In October 1979, the playwright and future president of Czechoslovakia and the Czech Republic was sentenced to four and a half years in prison for “subversion of the republic.” Havel was a leader of Charter 77 and the Committee for the Defense of the Unjustly Prosecuted. Communism spawned a remarkable library of prison literature, from Koestler, Solzhenitsyn and Aleksander Wat to Armando Valladares’ Against All Hope: A Memoir of Life in Castro's Gulag (1985). Such books, not Modernism or “postmodernism,” constitute the signature genre or movement of twentieth-century literature. Much of it, including Havel’s letters, started as samizdat. The Czech critic Jan Lopatka usefully reads Havel’s letters not as documentation of Marxist inhumanity but as a novel of “character and destiny” like those of Balzac and George Eliot. While in prison, Havel’s reading matter is subject to bureaucratic vagaries. He scavenges Stendhal, Pickwick Papers, Max Brod’s biography of Kafka, a Czech volume on the Watergate scandal, To Kill a Mockingbird and Introduction to Christianity by Joseph Ratzinger, the future Pope Benedict XVI. While reading an unnamed volume by Musil, he writes: “It’s just what I need: it allows me to be in contact, for a while each day, with cultivated language and a clever text.”

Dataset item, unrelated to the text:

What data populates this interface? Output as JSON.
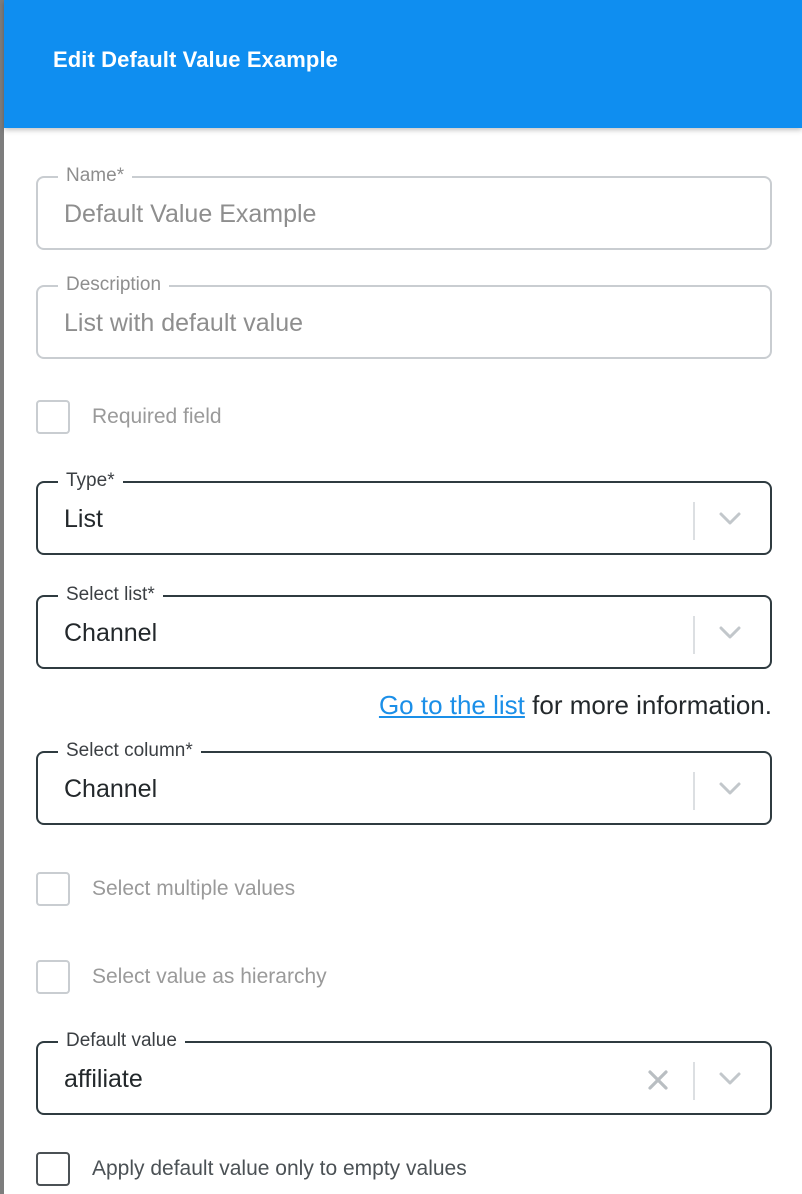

I first read Letters to Olga when the English translation was published in 1988, a year before the Velvet Revolution. I remember a fleeting sense of guilt that I, as a young American, had been in the early years of my journalism career, moving where I wished, reading and writing what I wished, while Havel was held in Ruzyné Prison. Rereading the book now, three and a half years after Havel’s death, I dismiss that earlier guilt as cheap self-indulgence. Havel’s example is more worthy of study and respect than ever before: ''The more slavishly and dogmatically a person falls for a ready-made ideological system or `worldview,’ the more certainly he will bury all chances of thinking, of freedom, of being clear about what he knows.” 

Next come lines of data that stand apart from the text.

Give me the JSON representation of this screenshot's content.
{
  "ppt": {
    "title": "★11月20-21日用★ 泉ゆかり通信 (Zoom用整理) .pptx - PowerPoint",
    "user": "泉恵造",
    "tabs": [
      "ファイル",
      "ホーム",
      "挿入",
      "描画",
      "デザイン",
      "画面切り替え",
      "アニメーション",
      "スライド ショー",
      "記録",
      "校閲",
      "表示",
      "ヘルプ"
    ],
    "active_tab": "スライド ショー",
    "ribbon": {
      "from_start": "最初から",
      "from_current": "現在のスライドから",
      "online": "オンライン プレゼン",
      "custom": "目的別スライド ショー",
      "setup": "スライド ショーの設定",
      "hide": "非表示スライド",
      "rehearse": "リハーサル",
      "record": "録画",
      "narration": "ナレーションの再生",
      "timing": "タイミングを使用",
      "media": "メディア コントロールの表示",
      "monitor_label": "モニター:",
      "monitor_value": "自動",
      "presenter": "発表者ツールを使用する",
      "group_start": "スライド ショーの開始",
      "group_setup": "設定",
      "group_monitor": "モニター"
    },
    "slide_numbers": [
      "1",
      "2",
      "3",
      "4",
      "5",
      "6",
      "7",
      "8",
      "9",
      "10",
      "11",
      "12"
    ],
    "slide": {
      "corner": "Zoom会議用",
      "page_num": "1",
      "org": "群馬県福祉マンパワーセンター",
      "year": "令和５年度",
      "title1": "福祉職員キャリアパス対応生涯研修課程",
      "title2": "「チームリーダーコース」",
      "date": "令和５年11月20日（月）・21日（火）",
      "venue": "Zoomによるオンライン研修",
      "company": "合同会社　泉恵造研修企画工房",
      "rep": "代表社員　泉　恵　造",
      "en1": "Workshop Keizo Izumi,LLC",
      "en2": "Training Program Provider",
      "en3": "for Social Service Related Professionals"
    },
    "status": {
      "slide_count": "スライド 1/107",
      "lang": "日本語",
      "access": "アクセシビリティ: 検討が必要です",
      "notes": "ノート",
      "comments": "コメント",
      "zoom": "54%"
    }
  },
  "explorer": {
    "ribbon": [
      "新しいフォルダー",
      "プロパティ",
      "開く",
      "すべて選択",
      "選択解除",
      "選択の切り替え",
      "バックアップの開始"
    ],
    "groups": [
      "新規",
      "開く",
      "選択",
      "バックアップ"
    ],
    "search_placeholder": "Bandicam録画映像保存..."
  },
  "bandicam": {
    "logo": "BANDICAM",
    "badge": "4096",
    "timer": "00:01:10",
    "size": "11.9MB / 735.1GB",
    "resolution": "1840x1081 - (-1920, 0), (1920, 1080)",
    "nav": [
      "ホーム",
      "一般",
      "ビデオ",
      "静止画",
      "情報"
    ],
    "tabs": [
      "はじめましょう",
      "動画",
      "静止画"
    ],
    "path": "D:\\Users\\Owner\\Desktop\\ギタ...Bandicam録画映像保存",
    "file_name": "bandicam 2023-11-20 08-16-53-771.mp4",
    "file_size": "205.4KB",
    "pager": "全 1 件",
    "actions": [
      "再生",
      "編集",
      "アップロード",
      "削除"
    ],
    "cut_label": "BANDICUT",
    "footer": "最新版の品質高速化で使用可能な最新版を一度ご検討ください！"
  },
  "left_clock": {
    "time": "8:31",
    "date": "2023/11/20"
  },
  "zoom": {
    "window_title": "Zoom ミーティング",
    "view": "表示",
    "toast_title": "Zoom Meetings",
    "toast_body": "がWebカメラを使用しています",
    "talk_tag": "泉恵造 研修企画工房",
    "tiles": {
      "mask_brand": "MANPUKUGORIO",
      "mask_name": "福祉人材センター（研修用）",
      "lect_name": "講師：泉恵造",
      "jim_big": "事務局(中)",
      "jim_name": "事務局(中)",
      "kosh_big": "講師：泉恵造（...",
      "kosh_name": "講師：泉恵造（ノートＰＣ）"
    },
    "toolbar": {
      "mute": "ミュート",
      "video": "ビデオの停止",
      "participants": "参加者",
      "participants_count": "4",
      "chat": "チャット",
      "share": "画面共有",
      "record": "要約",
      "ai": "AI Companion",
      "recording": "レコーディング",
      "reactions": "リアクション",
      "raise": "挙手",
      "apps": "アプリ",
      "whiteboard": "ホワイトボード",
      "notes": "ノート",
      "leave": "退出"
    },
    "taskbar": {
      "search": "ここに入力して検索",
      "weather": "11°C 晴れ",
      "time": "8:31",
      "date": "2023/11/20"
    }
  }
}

Havel also reminds us that prisons take many forms besides the usual brick-and mortar variety. On March 8, 1980, he writes:
“I’ve discovered that in lengthy prison terms, sensitive people are in danger of becoming embittered, developing grudges against the world, growing dull, indifferent and selfish. One of my main aims is not to yield an inch to such threats, regardless of how long I’m here. I want to remain open to the world, not to shut myself up against it; I want to retain my interest in other people and my love for them.”